Via Sean Collins at Spiked, a great summary of what is going on leading up to the 2024 election:
The first of Donald Trump’s criminal trials kicked off in earnest this week in New York. Manhattan district attorney Alvin Bragg has charged Trump with 34 felony counts, alleging that he falsified records to cover up a ‘hush money’ payment to porn star Stormy Daniels.
It’s an unprecedented case. Never before has a former US president, or a leading candidate for an upcoming presidential election, faced criminal charges. There’s a good reason why America hasn’t had such a case before: seeking to jail your political opponent is generally understood to be something only banana republics do.
It’s also an absurd and unjust case, involving novel legal theories and obvious political intent.

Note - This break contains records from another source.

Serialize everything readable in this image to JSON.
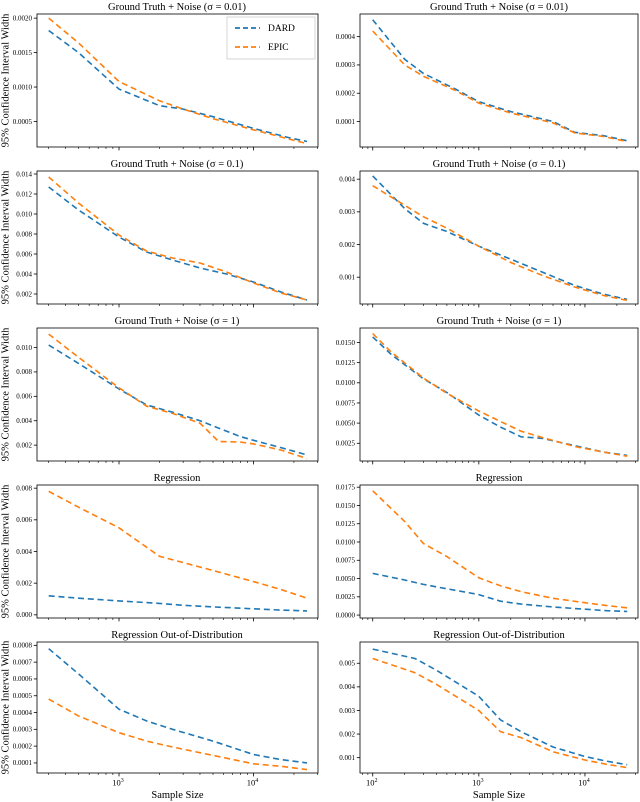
{
  "figure": {
    "ylabel": "95% Confidence Interval Width",
    "xlabel": "Sample Size",
    "background": "#ffffff",
    "axis_color": "#000000"
  },
  "legend": {
    "position": "upper right of first subplot",
    "entries": [
      {
        "label": "DARD",
        "color": "#1f77b4"
      },
      {
        "label": "EPIC",
        "color": "#ff7f0e"
      }
    ]
  },
  "chart_data": [
    {
      "type": "line",
      "x_scale": "log",
      "title": "Ground Truth + Noise (σ = 0.01)",
      "show_ylabel": true,
      "show_xlabel": false,
      "show_legend": true,
      "show_x_tick_labels": false,
      "xlim_log": [
        2.39,
        4.48
      ],
      "xtick_exps": [
        3,
        4
      ],
      "ylim": [
        0.00013,
        0.00206
      ],
      "yticks": [
        0.0005,
        0.001,
        0.0015,
        0.002
      ],
      "ytick_labels": [
        "0.0005",
        "0.0010",
        "0.0015",
        "0.0020"
      ],
      "series": [
        {
          "name": "DARD",
          "color": "#1f77b4",
          "x": [
            300,
            500,
            1000,
            2000,
            3000,
            5000,
            10000,
            18000,
            25000
          ],
          "y": [
            0.00182,
            0.0015,
            0.00097,
            0.00073,
            0.00068,
            0.00057,
            0.0004,
            0.00027,
            0.00021
          ]
        },
        {
          "name": "EPIC",
          "color": "#ff7f0e",
          "x": [
            300,
            500,
            1000,
            2000,
            3000,
            5000,
            10000,
            18000,
            25000
          ],
          "y": [
            0.002,
            0.00164,
            0.00108,
            0.0008,
            0.00068,
            0.00054,
            0.00038,
            0.00025,
            0.00018
          ]
        }
      ]
    },
    {
      "type": "line",
      "x_scale": "log",
      "title": "Ground Truth + Noise (σ = 0.01)",
      "show_ylabel": false,
      "show_xlabel": false,
      "show_legend": false,
      "show_x_tick_labels": false,
      "xlim_log": [
        1.88,
        4.5
      ],
      "xtick_exps": [
        2,
        3,
        4
      ],
      "ylim": [
        1e-05,
        0.00048
      ],
      "yticks": [
        0.0001,
        0.0002,
        0.0003,
        0.0004
      ],
      "ytick_labels": [
        "0.0001",
        "0.0002",
        "0.0003",
        "0.0004"
      ],
      "series": [
        {
          "name": "DARD",
          "color": "#1f77b4",
          "x": [
            100,
            200,
            300,
            600,
            1000,
            2000,
            5000,
            8000,
            15000,
            25000
          ],
          "y": [
            0.00046,
            0.00032,
            0.00027,
            0.000215,
            0.00017,
            0.000135,
            0.0001,
            6.2e-05,
            5e-05,
            3.2e-05
          ]
        },
        {
          "name": "EPIC",
          "color": "#ff7f0e",
          "x": [
            100,
            200,
            300,
            600,
            1000,
            2000,
            5000,
            8000,
            15000,
            25000
          ],
          "y": [
            0.00042,
            0.0003,
            0.00026,
            0.00021,
            0.000165,
            0.00013,
            9.5e-05,
            6e-05,
            4.7e-05,
            2.9e-05
          ]
        }
      ]
    },
    {
      "type": "line",
      "x_scale": "log",
      "title": "Ground Truth + Noise (σ = 0.1)",
      "show_ylabel": true,
      "show_xlabel": false,
      "show_legend": false,
      "show_x_tick_labels": false,
      "xlim_log": [
        2.39,
        4.48
      ],
      "xtick_exps": [
        3,
        4
      ],
      "ylim": [
        0.001,
        0.0143
      ],
      "yticks": [
        0.002,
        0.004,
        0.006,
        0.008,
        0.01,
        0.012,
        0.014
      ],
      "ytick_labels": [
        "0.002",
        "0.004",
        "0.006",
        "0.008",
        "0.010",
        "0.012",
        "0.014"
      ],
      "series": [
        {
          "name": "DARD",
          "color": "#1f77b4",
          "x": [
            300,
            500,
            1000,
            1600,
            2500,
            4000,
            6300,
            10000,
            16000,
            25000
          ],
          "y": [
            0.0127,
            0.0104,
            0.0077,
            0.0062,
            0.0054,
            0.0046,
            0.004,
            0.0032,
            0.0022,
            0.0014
          ]
        },
        {
          "name": "EPIC",
          "color": "#ff7f0e",
          "x": [
            300,
            500,
            1000,
            1600,
            2500,
            4000,
            6300,
            10000,
            16000,
            25000
          ],
          "y": [
            0.0137,
            0.0111,
            0.0079,
            0.0063,
            0.0056,
            0.0051,
            0.0042,
            0.0031,
            0.0021,
            0.0014
          ]
        }
      ]
    },
    {
      "type": "line",
      "x_scale": "log",
      "title": "Ground Truth + Noise (σ = 0.1)",
      "show_ylabel": false,
      "show_xlabel": false,
      "show_legend": false,
      "show_x_tick_labels": false,
      "xlim_log": [
        1.88,
        4.5
      ],
      "xtick_exps": [
        2,
        3,
        4
      ],
      "ylim": [
        0.00018,
        0.00425
      ],
      "yticks": [
        0.001,
        0.002,
        0.003,
        0.004
      ],
      "ytick_labels": [
        "0.001",
        "0.002",
        "0.003",
        "0.004"
      ],
      "series": [
        {
          "name": "DARD",
          "color": "#1f77b4",
          "x": [
            100,
            200,
            300,
            500,
            1000,
            2000,
            4000,
            8000,
            15000,
            25000
          ],
          "y": [
            0.0041,
            0.0031,
            0.00265,
            0.0024,
            0.00195,
            0.00155,
            0.00115,
            0.00075,
            0.00048,
            0.00032
          ]
        },
        {
          "name": "EPIC",
          "color": "#ff7f0e",
          "x": [
            100,
            200,
            300,
            500,
            1000,
            2000,
            4000,
            8000,
            15000,
            25000
          ],
          "y": [
            0.0038,
            0.0032,
            0.00285,
            0.0025,
            0.00195,
            0.00145,
            0.00105,
            0.0007,
            0.00044,
            0.00029
          ]
        }
      ]
    },
    {
      "type": "line",
      "x_scale": "log",
      "title": "Ground Truth + Noise (σ = 1)",
      "show_ylabel": true,
      "show_xlabel": false,
      "show_legend": false,
      "show_x_tick_labels": false,
      "xlim_log": [
        2.39,
        4.48
      ],
      "xtick_exps": [
        3,
        4
      ],
      "ylim": [
        0.0007,
        0.0116
      ],
      "yticks": [
        0.002,
        0.004,
        0.006,
        0.008,
        0.01
      ],
      "ytick_labels": [
        "0.002",
        "0.004",
        "0.006",
        "0.008",
        "0.010"
      ],
      "series": [
        {
          "name": "DARD",
          "color": "#1f77b4",
          "x": [
            300,
            500,
            1000,
            1600,
            2500,
            4000,
            5500,
            8000,
            10000,
            16000,
            25000
          ],
          "y": [
            0.0102,
            0.0087,
            0.0066,
            0.0053,
            0.0047,
            0.004,
            0.0034,
            0.0027,
            0.0024,
            0.0018,
            0.0012
          ]
        },
        {
          "name": "EPIC",
          "color": "#ff7f0e",
          "x": [
            300,
            500,
            1000,
            1600,
            2500,
            4000,
            5500,
            8000,
            10000,
            16000,
            25000
          ],
          "y": [
            0.0111,
            0.0092,
            0.0067,
            0.0052,
            0.0046,
            0.0038,
            0.0023,
            0.00225,
            0.0021,
            0.0016,
            0.0009
          ]
        }
      ]
    },
    {
      "type": "line",
      "x_scale": "log",
      "title": "Ground Truth + Noise (σ = 1)",
      "show_ylabel": false,
      "show_xlabel": false,
      "show_legend": false,
      "show_x_tick_labels": false,
      "xlim_log": [
        1.88,
        4.5
      ],
      "xtick_exps": [
        2,
        3,
        4
      ],
      "ylim": [
        0.0003,
        0.0168
      ],
      "yticks": [
        0.0025,
        0.005,
        0.0075,
        0.01,
        0.0125,
        0.015
      ],
      "ytick_labels": [
        "0.0025",
        "0.0050",
        "0.0075",
        "0.0100",
        "0.0125",
        "0.0150"
      ],
      "series": [
        {
          "name": "DARD",
          "color": "#1f77b4",
          "x": [
            100,
            150,
            300,
            500,
            1000,
            1600,
            2500,
            4000,
            8000,
            15000,
            25000
          ],
          "y": [
            0.0157,
            0.0135,
            0.0105,
            0.0088,
            0.006,
            0.0045,
            0.0033,
            0.0031,
            0.0022,
            0.0014,
            0.001
          ]
        },
        {
          "name": "EPIC",
          "color": "#ff7f0e",
          "x": [
            100,
            150,
            300,
            500,
            1000,
            1600,
            2500,
            4000,
            8000,
            15000,
            25000
          ],
          "y": [
            0.0161,
            0.0138,
            0.0106,
            0.0087,
            0.0065,
            0.0052,
            0.004,
            0.0032,
            0.0021,
            0.0014,
            0.0009
          ]
        }
      ]
    },
    {
      "type": "line",
      "x_scale": "log",
      "title": "Regression",
      "show_ylabel": true,
      "show_xlabel": false,
      "show_legend": false,
      "show_x_tick_labels": false,
      "xlim_log": [
        2.39,
        4.48
      ],
      "xtick_exps": [
        3,
        4
      ],
      "ylim": [
        -0.0002,
        0.0082
      ],
      "yticks": [
        0.0,
        0.002,
        0.004,
        0.006,
        0.008
      ],
      "ytick_labels": [
        "0.000",
        "0.002",
        "0.004",
        "0.006",
        "0.008"
      ],
      "series": [
        {
          "name": "DARD",
          "color": "#1f77b4",
          "x": [
            300,
            500,
            1000,
            2000,
            3000,
            5000,
            10000,
            16000,
            25000
          ],
          "y": [
            0.0012,
            0.00105,
            0.00088,
            0.00072,
            0.0006,
            0.0005,
            0.00038,
            0.0003,
            0.00025
          ]
        },
        {
          "name": "EPIC",
          "color": "#ff7f0e",
          "x": [
            300,
            500,
            1000,
            2000,
            3000,
            5000,
            10000,
            16000,
            25000
          ],
          "y": [
            0.0078,
            0.0068,
            0.0055,
            0.0037,
            0.0033,
            0.0028,
            0.0021,
            0.0016,
            0.00105
          ]
        }
      ]
    },
    {
      "type": "line",
      "x_scale": "log",
      "title": "Regression",
      "show_ylabel": false,
      "show_xlabel": false,
      "show_legend": false,
      "show_x_tick_labels": false,
      "xlim_log": [
        1.88,
        4.5
      ],
      "xtick_exps": [
        2,
        3,
        4
      ],
      "ylim": [
        -0.0004,
        0.0178
      ],
      "yticks": [
        0.0,
        0.0025,
        0.005,
        0.0075,
        0.01,
        0.0125,
        0.015,
        0.0175
      ],
      "ytick_labels": [
        "0.0000",
        "0.0025",
        "0.0050",
        "0.0075",
        "0.0100",
        "0.0125",
        "0.0150",
        "0.0175"
      ],
      "series": [
        {
          "name": "DARD",
          "color": "#1f77b4",
          "x": [
            100,
            200,
            300,
            500,
            1000,
            1600,
            2500,
            5000,
            10000,
            16000,
            25000
          ],
          "y": [
            0.0057,
            0.0048,
            0.0042,
            0.0036,
            0.0028,
            0.0019,
            0.0015,
            0.0011,
            0.0008,
            0.0006,
            0.0005
          ]
        },
        {
          "name": "EPIC",
          "color": "#ff7f0e",
          "x": [
            100,
            200,
            300,
            500,
            1000,
            1600,
            2500,
            5000,
            10000,
            16000,
            25000
          ],
          "y": [
            0.017,
            0.0128,
            0.0098,
            0.008,
            0.0051,
            0.004,
            0.0032,
            0.0023,
            0.0017,
            0.0013,
            0.001
          ]
        }
      ]
    },
    {
      "type": "line",
      "x_scale": "log",
      "title": "Regression Out-of-Distribution",
      "show_ylabel": true,
      "show_xlabel": true,
      "show_legend": false,
      "show_x_tick_labels": true,
      "xlim_log": [
        2.39,
        4.48
      ],
      "xtick_exps": [
        3,
        4
      ],
      "ylim": [
        4e-05,
        0.00082
      ],
      "yticks": [
        0.0001,
        0.0002,
        0.0003,
        0.0004,
        0.0005,
        0.0006,
        0.0007,
        0.0008
      ],
      "ytick_labels": [
        "0.0001",
        "0.0002",
        "0.0003",
        "0.0004",
        "0.0005",
        "0.0006",
        "0.0007",
        "0.0008"
      ],
      "series": [
        {
          "name": "DARD",
          "color": "#1f77b4",
          "x": [
            300,
            500,
            1000,
            1600,
            2500,
            5000,
            10000,
            16000,
            25000
          ],
          "y": [
            0.00078,
            0.00063,
            0.00042,
            0.00035,
            0.0003,
            0.00023,
            0.00015,
            0.00012,
            0.0001
          ]
        },
        {
          "name": "EPIC",
          "color": "#ff7f0e",
          "x": [
            300,
            500,
            1000,
            1600,
            2500,
            5000,
            10000,
            16000,
            25000
          ],
          "y": [
            0.00048,
            0.00038,
            0.00028,
            0.00023,
            0.000195,
            0.000145,
            9.5e-05,
            8e-05,
            6e-05
          ]
        }
      ]
    },
    {
      "type": "line",
      "x_scale": "log",
      "title": "Regression Out-of-Distribution",
      "show_ylabel": false,
      "show_xlabel": true,
      "show_legend": false,
      "show_x_tick_labels": true,
      "xlim_log": [
        1.88,
        4.5
      ],
      "xtick_exps": [
        2,
        3,
        4
      ],
      "ylim": [
        0.00035,
        0.0059
      ],
      "yticks": [
        0.001,
        0.002,
        0.003,
        0.004,
        0.005
      ],
      "ytick_labels": [
        "0.001",
        "0.002",
        "0.003",
        "0.004",
        "0.005"
      ],
      "series": [
        {
          "name": "DARD",
          "color": "#1f77b4",
          "x": [
            100,
            250,
            400,
            1000,
            1600,
            2500,
            5000,
            10000,
            16000,
            25000
          ],
          "y": [
            0.0056,
            0.0052,
            0.0047,
            0.0036,
            0.0026,
            0.0021,
            0.00145,
            0.00105,
            0.00085,
            0.0007
          ]
        },
        {
          "name": "EPIC",
          "color": "#ff7f0e",
          "x": [
            100,
            250,
            400,
            1000,
            1600,
            2500,
            5000,
            10000,
            16000,
            25000
          ],
          "y": [
            0.0052,
            0.0046,
            0.0041,
            0.003,
            0.0021,
            0.00185,
            0.00125,
            0.0009,
            0.00072,
            0.00058
          ]
        }
      ]
    }
  ]
}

No one other than Donald Trump would be subject to such charges.
The Manhattan trial is part of the ‘lawfare’ offensive that is currently being waged by President Joe Biden and the Democrats against Trump. It is one of four criminal cases that Trump faces. He also has two federal cases, related to his handling of classified documents and to the ‘January 6’ riots, and one in Georgia, alleging that he subverted the 2020 election. These other cases are delayed, so the Manhattan case may be the only one to be tried before the November presidential election. Democrats have even tried to knock Trump off the ballot in multiple states, an anti-democratic scheme that was stymied by the Supreme Court last month.
JUST IN: DOJ lawyer Michael Dreeben says it's perfectly fine for Obama to drone strike innocent civilians while arguing in favor of prosecuting Trump for "election interference."
Remarkable.
The comment came after Supreme Court Justice Brett Kavanaugh cornered Dreeben by asking… pic.twitter.com/sNmHj7VwZo
I think it is reasonable to consider the president ordering drone strikes against a terrorist target not a prosecutable offense, even if unfortunately, innocent foreign civilians are killed. But then contrast that position to the president questioning the veracity of election results as being a prosecutable offense and it just becomes weird. Really, quite, weird.
In The president Trump criminal immunity case, the justices, even the leftist justices, are asking the real questions, not the questions being asked in the lawfare cases against Trump. Even far left judge Ketanji Jackson Brown, asking a left-leaning question, is addressing a legitimate concern, even if it doesn't apply in the Trump case.
Of course the conservative justices are asking the better questions but the two questions are flip sides of the same coin; "Can the president do whatever he wants with total immunity?" vs. "Can a political candidate be prosecuted for political reasons, by his opponents, with total immunity for the false prosecutors?"
Really they are the same question to some degree because it's what we are seeing the Let's Go Brandon administration trying to do to Trump; prosecute an opponent as president, with total immunity and no consequences.
The answer to the question should not be an easy simple one for political expediency. Suggesting the president can do anything he wants with total immunity (murder?) is dangerous. Suggesting that a president or former president or a presidential candidate can be prosecuted by anyone for any reason, real or fictitious, is equally dangerous. There must be some balance in the answer that supersedes the immediate political interests of the two political parties. That's not something to be solved with expedience. It requires a sound ruling from SCOTUS and a subsequent reasonable legislative discussion and eventual law based on that ruling.
That is not to Trump's immediate benefit, but it is to the country's benefit. What as Trump supporters we can hope for is something that lays waste to the lawfare for the time being while a longer, broader and more thoughtful approach takes place after the 2024 election.